Il semplice atto di contemplare il cambiamento può far crescere nelle persone l’inquietudine per gli ostacoli percepiti. Può accadere che dopo un primo entusiastico trasporto per la prospettiva di un futuro ideale ci si senta frustrati, perché non si può vivere quel sogno nel presente. E’ a questo punto che può essere utile ricordare il ruolo del cervello nei sentimenti. L’attivazione della corteccia prefrontale sinistra alimenta la speranza che ci da motivazione facendoci immaginare la sensazione di grande benessere che proveremo nel realizzare il nostro ideale. E’ questo che ci sprona a dispetto degli ostacoli. Viceversa, se ci fissiamo su ciò che intralcia il cammino, invece che su quella potente immagine della vostra vita ideale, determiniamo probabilmente l’attivazione dell’area prefrontale destra, sprofondando in una visione pessimistica e demotivante che, di fatto, preclude il successo.

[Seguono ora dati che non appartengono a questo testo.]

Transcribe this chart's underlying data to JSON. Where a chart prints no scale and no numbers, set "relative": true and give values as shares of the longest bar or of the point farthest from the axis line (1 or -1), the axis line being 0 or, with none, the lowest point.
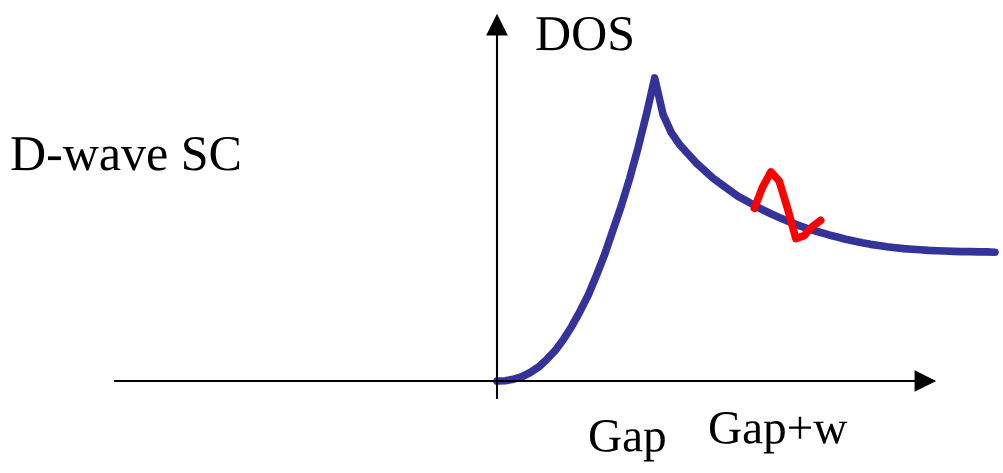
{
  "chart_data": {
    "type": "line",
    "relative": true,
    "ylabel": "DOS",
    "annotations": [
      "D-wave SC",
      "Gap",
      "Gap+w"
    ],
    "categories": [
      null,
      null,
      null,
      null,
      null,
      null,
      null,
      null,
      null,
      null,
      null,
      null,
      null,
      null,
      null,
      null,
      null,
      null,
      null,
      null,
      null,
      null,
      null,
      null,
      null,
      null,
      null,
      null,
      null,
      null,
      null,
      null,
      null,
      null,
      null,
      null,
      null,
      null,
      null,
      null,
      null,
      null,
      null,
      null,
      null,
      null,
      null,
      null,
      null,
      null,
      null,
      null,
      null,
      null,
      null,
      null,
      null,
      null,
      null,
      null,
      null
    ],
    "series": [
      {
        "color": "#333399",
        "values": [
          0,
          0.001,
          0.006,
          0.014,
          0.028,
          0.046,
          0.071,
          0.1,
          0.137,
          0.18,
          0.23,
          0.284,
          0.35,
          0.42,
          0.5,
          0.58,
          0.67,
          0.77,
          0.88,
          1.0,
          0.88,
          0.82,
          0.78,
          0.75,
          0.72,
          0.695,
          0.67,
          0.65,
          0.63,
          0.61,
          0.595,
          0.58,
          0.565,
          0.552,
          0.54,
          0.528,
          0.517,
          0.507,
          0.498,
          0.49,
          0.482,
          0.475,
          0.468,
          0.462,
          0.456,
          0.451,
          0.447,
          0.443,
          0.44,
          0.437,
          0.435,
          0.433,
          0.431,
          0.43,
          0.429,
          0.428,
          0.427,
          0.427,
          0.426,
          0.426,
          0.425
        ]
      },
      {
        "color": "#ff0000",
        "values": [
          null,
          null,
          null,
          null,
          null,
          null,
          null,
          null,
          null,
          null,
          null,
          null,
          null,
          null,
          null,
          null,
          null,
          null,
          null,
          null,
          null,
          null,
          null,
          null,
          null,
          null,
          null,
          null,
          null,
          null,
          null,
          0.57,
          0.64,
          0.69,
          0.66,
          0.57,
          0.47,
          0.48,
          0.51,
          0.53,
          null,
          null,
          null,
          null,
          null,
          null,
          null,
          null,
          null,
          null,
          null,
          null,
          null,
          null,
          null,
          null,
          null,
          null,
          null,
          null,
          null
        ]
      }
    ],
    "legend": false,
    "marker": "none",
    "line_style": "solid"
  }
}
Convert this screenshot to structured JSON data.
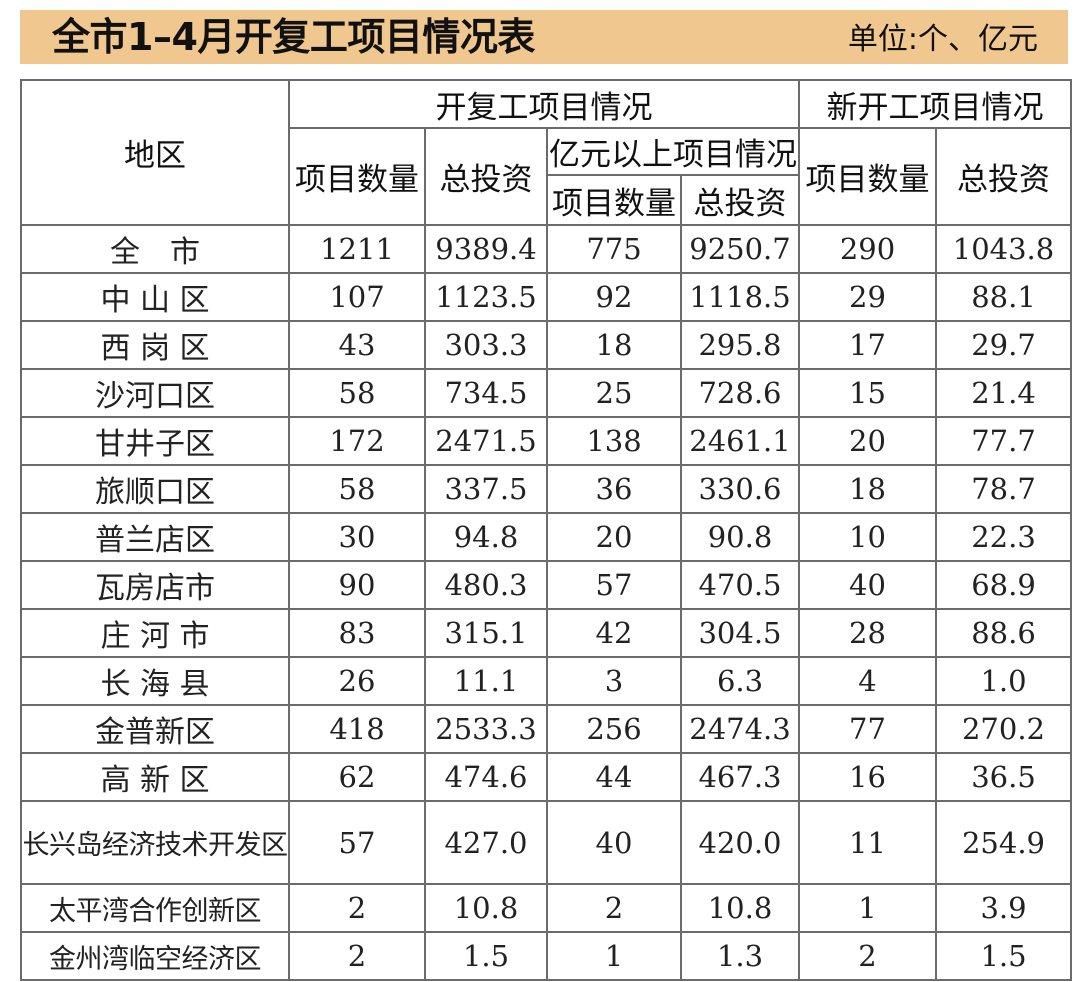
{
  "header": {
    "title": "全市1–4月开复工项目情况表",
    "unit": "单位:个、亿元"
  },
  "columns": {
    "region": "地区",
    "group_resumed": "开复工项目情况",
    "group_new": "新开工项目情况",
    "subgroup_large": "亿元以上项目情况",
    "count": "项目数量",
    "investment": "总投资"
  },
  "rows": [
    {
      "region": "全　市",
      "count": "1211",
      "investment": "9389.4",
      "large_count": "775",
      "large_investment": "9250.7",
      "new_count": "290",
      "new_investment": "1043.8"
    },
    {
      "region": "中 山 区",
      "count": "107",
      "investment": "1123.5",
      "large_count": "92",
      "large_investment": "1118.5",
      "new_count": "29",
      "new_investment": "88.1"
    },
    {
      "region": "西 岗 区",
      "count": "43",
      "investment": "303.3",
      "large_count": "18",
      "large_investment": "295.8",
      "new_count": "17",
      "new_investment": "29.7"
    },
    {
      "region": "沙河口区",
      "count": "58",
      "investment": "734.5",
      "large_count": "25",
      "large_investment": "728.6",
      "new_count": "15",
      "new_investment": "21.4"
    },
    {
      "region": "甘井子区",
      "count": "172",
      "investment": "2471.5",
      "large_count": "138",
      "large_investment": "2461.1",
      "new_count": "20",
      "new_investment": "77.7"
    },
    {
      "region": "旅顺口区",
      "count": "58",
      "investment": "337.5",
      "large_count": "36",
      "large_investment": "330.6",
      "new_count": "18",
      "new_investment": "78.7"
    },
    {
      "region": "普兰店区",
      "count": "30",
      "investment": "94.8",
      "large_count": "20",
      "large_investment": "90.8",
      "new_count": "10",
      "new_investment": "22.3"
    },
    {
      "region": "瓦房店市",
      "count": "90",
      "investment": "480.3",
      "large_count": "57",
      "large_investment": "470.5",
      "new_count": "40",
      "new_investment": "68.9"
    },
    {
      "region": "庄 河 市",
      "count": "83",
      "investment": "315.1",
      "large_count": "42",
      "large_investment": "304.5",
      "new_count": "28",
      "new_investment": "88.6"
    },
    {
      "region": "长 海 县",
      "count": "26",
      "investment": "11.1",
      "large_count": "3",
      "large_investment": "6.3",
      "new_count": "4",
      "new_investment": "1.0"
    },
    {
      "region": "金普新区",
      "count": "418",
      "investment": "2533.3",
      "large_count": "256",
      "large_investment": "2474.3",
      "new_count": "77",
      "new_investment": "270.2"
    },
    {
      "region": "高 新 区",
      "count": "62",
      "investment": "474.6",
      "large_count": "44",
      "large_investment": "467.3",
      "new_count": "16",
      "new_investment": "36.5"
    },
    {
      "region": "长兴岛经济技术开发区",
      "count": "57",
      "investment": "427.0",
      "large_count": "40",
      "large_investment": "420.0",
      "new_count": "11",
      "new_investment": "254.9"
    },
    {
      "region": "太平湾合作创新区",
      "count": "2",
      "investment": "10.8",
      "large_count": "2",
      "large_investment": "10.8",
      "new_count": "1",
      "new_investment": "3.9"
    },
    {
      "region": "金州湾临空经济区",
      "count": "2",
      "investment": "1.5",
      "large_count": "1",
      "large_investment": "1.3",
      "new_count": "2",
      "new_investment": "1.5"
    }
  ],
  "colors": {
    "title_bar": "#efc78f",
    "border": "#6b6b6b"
  }
}
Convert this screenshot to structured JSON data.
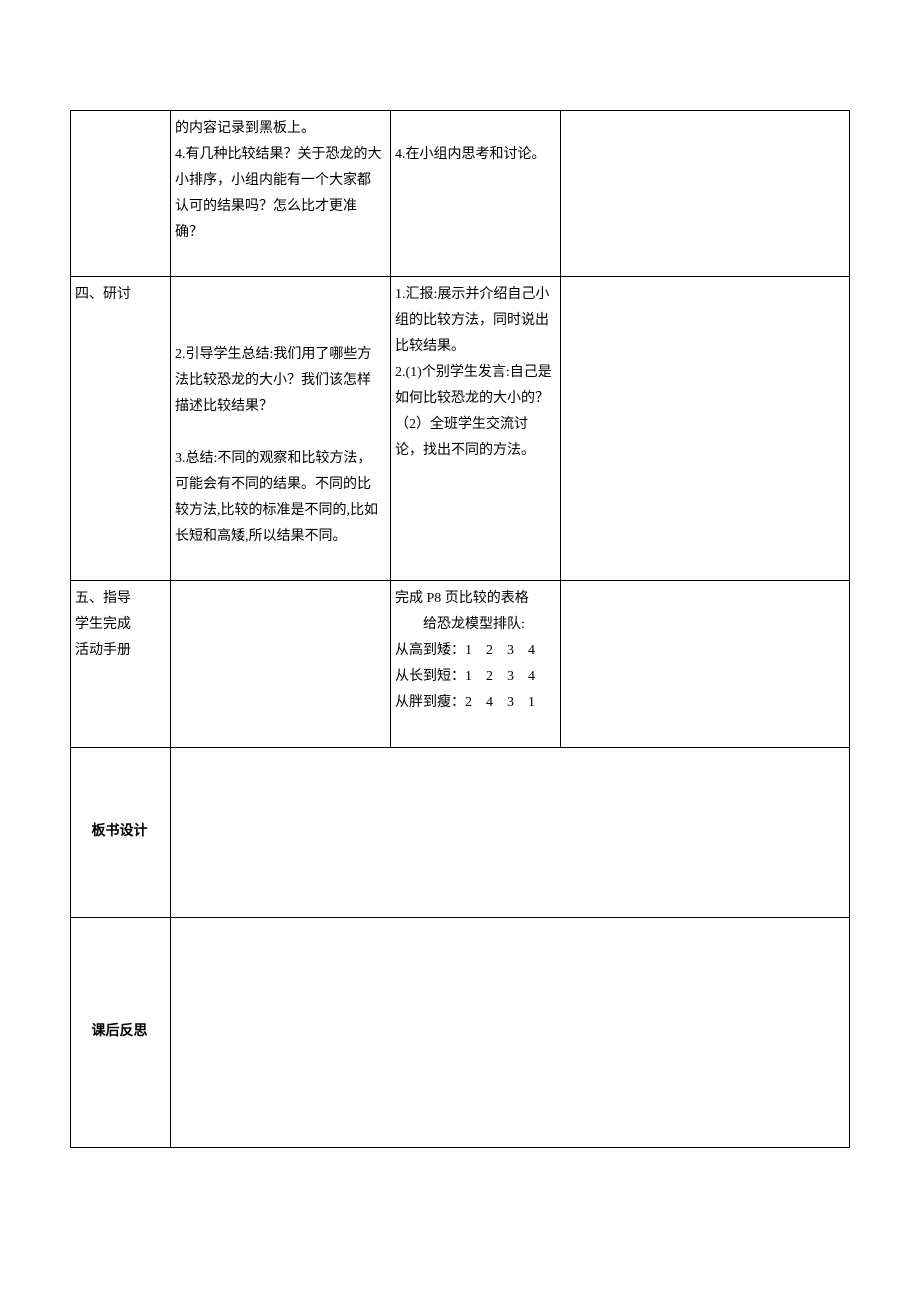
{
  "rows": {
    "r1": {
      "col1": "",
      "col2_l1": "的内容记录到黑板上。",
      "col2_l2": "4.有几种比较结果？关于恐龙的大小排序，小组内能有一个大家都认可的结果吗？怎么比才更准确？",
      "col3_l1": "",
      "col3_l2": "4.在小组内思考和讨论。",
      "col4": ""
    },
    "r2": {
      "col1": "四、研讨",
      "col2_p1": "2.引导学生总结:我们用了哪些方法比较恐龙的大小？我们该怎样描述比较结果？",
      "col2_p2": "3.总结:不同的观察和比较方法，可能会有不同的结果。不同的比较方法,比较的标准是不同的,比如长短和高矮,所以结果不同。",
      "col3_p1": "1.汇报:展示并介绍自己小组的比较方法，同时说出比较结果。",
      "col3_p2a": "2.(1)个别学生发言:自己是如何比较恐龙的大小的？",
      "col3_p2b": "（2）全班学生交流讨论，找出不同的方法。",
      "col4": ""
    },
    "r3": {
      "col1_l1": "五、指导",
      "col1_l2": "学生完成",
      "col1_l3": "活动手册",
      "col2": "",
      "col3_l1": "完成 P8 页比较的表格",
      "col3_l2_indent": "给恐龙模型排队:",
      "col3_l3": "从高到矮：1　2　3　4",
      "col3_l4": "从长到短：1　2　3　4",
      "col3_l5": "从胖到瘦：2　4　3　1",
      "col4": ""
    },
    "r4": {
      "col1": "板书设计",
      "rest": ""
    },
    "r5": {
      "col1": "课后反思",
      "rest": ""
    }
  }
}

Entrare in contatto con i propri sogni libera energia, entusiasmo, passione per la vita. Quando un Leader possiede questa passione può stimolare entusiasmo nelle persone che guida. L’essenziale è scoprire il proprio sé ideale, la persona che si vorrebbe essere, ciò che si vuole ottenere nella vita e nel lavoro. Per sviluppare quell’immagine ideale è necessaria una profonda introspezione che giunga fino a livello viscerale. Nel momento in cui ci appassioniamo improvvisamente alle possibilità che la vita ha in serbo per noi, sappiamo di essere in contatto con quell’ideale. La sfida che ogni persona deve affrontare è proprio quella di risalire, dentro di sé, alla fonte della speranza – il luogo in cui risiede la forza di evocare e sviluppare la propria immagine ideale.